A study conducted by Quartz found that the first generation of Bird scooters in Louisville, Kentucky had an average lifespan of less than a month.

In additional to suffering daily wear from regular use and charging, scooters are frequently vandalized. The viral Instagram account Bird Graveyard has over one hundred thousand followers and over 300 posts depicting people trashing Bird and Lime scooters by kicking them over, throwing them off of buildings, and even setting them on fire. According to Slate, the city of Oakland removed 60 electric scooters from Lake Merrit in October alone. On the Westside, scooters are frequently thrown into the water near the Venice Canals and the Venice Pier, as reported by Yo! Venice.

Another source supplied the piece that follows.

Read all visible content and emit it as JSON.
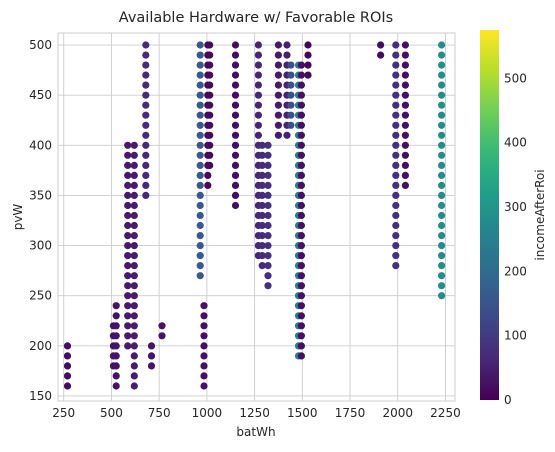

Since Bird’s launch, however, the company has improved its scooters’ durability and resistance to vandalism. Bird’s first proprietary scooter, Bird Zero, has been on the streets since October 2018 and has a lifespan of eight to twelve months; the company expects its most recent Bird Two model to last two years. Lime, which launched in early 2018, has similarly improved scooter durability with proprietary designs; Lime’s newest Gen 3 scooter is expected to have a lifespan of one year.

In addition to the environmental impact due to scooter production, a large portion of scooter emissions are associated with the collection and charging process. Users of shared scooter apps can sign up to become chargers — chargers typically drive around urban areas picking up scooters to charge at home, earning anywhere between $3 to $20 per scooter. Once the scooters are charged, chargers drop the scooters off at designated locations. The NC State study showed that chargers drive 0.6-2.5 miles per scooter during the collection and distribution process.

According to the study, collection and distribution make up 43 percent of the scooters’ environmental impacts.

A Lime spokesperson said “sustainability is core to Lime’s mission…we’ve already taken steps to reduce our environmental impact, including streamlining our charging operations, powering our scooters with 100% renewable energy, offsetting the emissions from fleet vehicles, and establishing a robust repair and reuse program to extend the life cycle of our products.”

Bird has taken similar action. In 2018, the company partnered with sustainability consultant 3Degrees to purchase Renewable Energy Credits (RECs) and carbon offsets to mitigate its emissions impact — RECs allow the company to charge its fleet with renewable energy, and offsets fund projects that reduce greenhouse gas emissions.

Both companies have also been testing features that allow chargers to reserve scooters before picking them up; reservation features aim to streamline the collection process and reduce the amount of time chargers drive in search of scooters.